The combination of TB and SB provides the most accurate and effective method for detecting PCa. However, the high accuracy of TB combined with SB comes at the cost of using more biopsy needles. The more prostate biopsy cores are involved in SB, the greater the risk of biopsy-related adverse events and complications such as infection, rectal bleeding, hematuria, hematospermia, erectile dysfunction, and retention will be [14,15]. Our results showed that TB with fewer than four to five biopsy cores had a higher positive rate than CB. This was consistent with the findings of Drobish et al. [10]. Only TB for PI-RADS 5 lesions can shorten the operation time and reduce patient discomfort, as well as the time to biopsy and specimen processing. Omitting SB can decrease the number of prostate biopsy cores, improve cost effectiveness and patient satisfaction, reduce the incidence of complications, and maintain adequate cancer detection rates.

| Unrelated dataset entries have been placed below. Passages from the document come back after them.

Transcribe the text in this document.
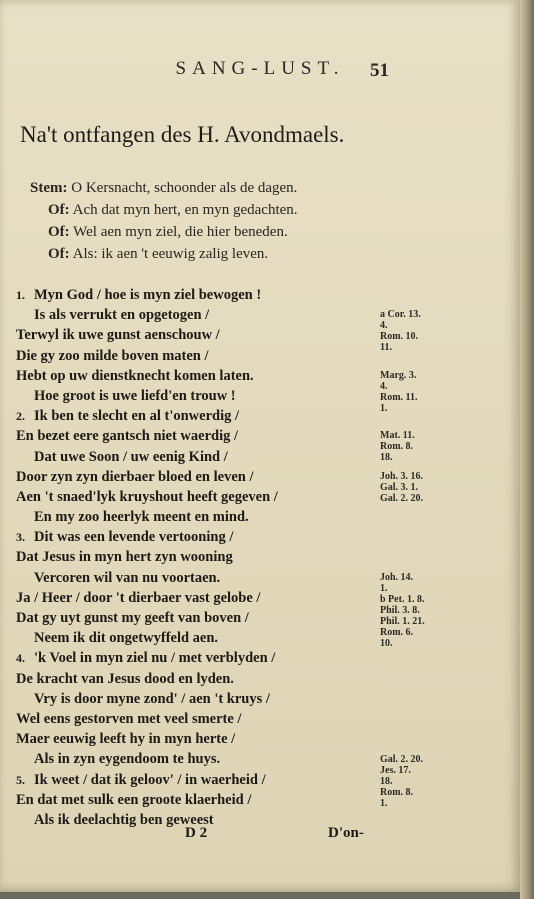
SANG-LUST.	51
Na't ontfangen des H. Avondmaels.
Stem: O Kersnacht, schoonder als de dagen.
Of: Ach dat myn hert, en myn gedachten.
Of: Wel aen myn ziel, die hier beneden.
Of: Als: ik aen 't eeuwig zalig leven.
1. Myn God / hoe is myn ziel bewogen !
Is als verrukt en opgetogen /
Terwyl ik uwe gunst aenschouw /
Die gy zoo milde boven maten /
Hebt op uw dienstknecht komen laten.
Hoe groot is uwe liefd'en trouw !
2. Ik ben te slecht en al t'onwerdig /
En bezet eere gantsch niet waerdig /
Dat uwe Soon / uw eenig Kind /
Door zyn zyn dierbaer bloed en leven /
Aen 't snaed'lyk kruyshout heeft gegeven /
En my zoo heerlyk meent en mind.
3. Dit was een levende vertooning /
Dat Jesus in myn hert zyn wooning
Vercoren wil van nu voortaen.
Ja / Heer / door 't dierbaer vast gelobe /
Dat gy uyt gunst my geeft van boven /
Neem ik dit ongetwyffeld aen.
4. 'k Voel in myn ziel nu / met verblyden /
De kracht van Jesus dood en lyden.
Vry is door myne zond' / aen 't kruys /
Wel eens gestorven met veel smerte /
Maer eeuwig leeft hy in myn herte /
Als in zyn eygendoom te huys.
5. Ik weet / dat ik geloov' / in waerheid /
En dat met sulk een groote klaerheid /
Als ik deelachtig ben geweest
a Cor. 13.
4.
Rom. 10.
11.
Marg. 3.
4.
Rom. 11.
1.
Mat. 11.
Rom. 8.
18.
Joh. 3. 16.
Gal. 3. 1.
Gal. 2. 20.
Joh. 14.
1.
b Pet. 1. 8.
Phil. 3. 8.
Phil. 1. 21.
Rom. 6.
10.
Gal. 2. 20.
Jes. 17.
18.
Rom. 8.
1.
D 2	D'on-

The present study also had some limitations. First of all, since this study was a single-center retrospective study, there was some selection bias, inevitably. Second, some small lesions can be invisible in transrectal ultrasound-guided biopsies. Then, we used CB as the reference standard, which introduced the risk of false-negative diagnosis. Finally, all biopsies were performed by two experienced urologists, and the current investigation was performed by radiologists with more than ten years of experience. However, there is a strong subjectivity in the selection of suspicious areas and targeted puncture of suspicious areas, highly depending on the experience of the puncture operator, which may affect the accuracy of a targeted puncture. We are optimistic that this study can serve as a foundation for developing a more effective puncture scheme for PCa. A larger number of studies are needed to confirm these results and achieve further evidence about the clinical effects.

5. Conclusions

In patients with PI-RADS 5 lesions, TB can obtain the same detection rate with fewer prostate biopsy cores when compared to CB. SB adds minimal clinical value and can be omitted for these patients. However, a prospective and randomized study with a larger sample size is warranted to confirm the value of the biopsy scheme.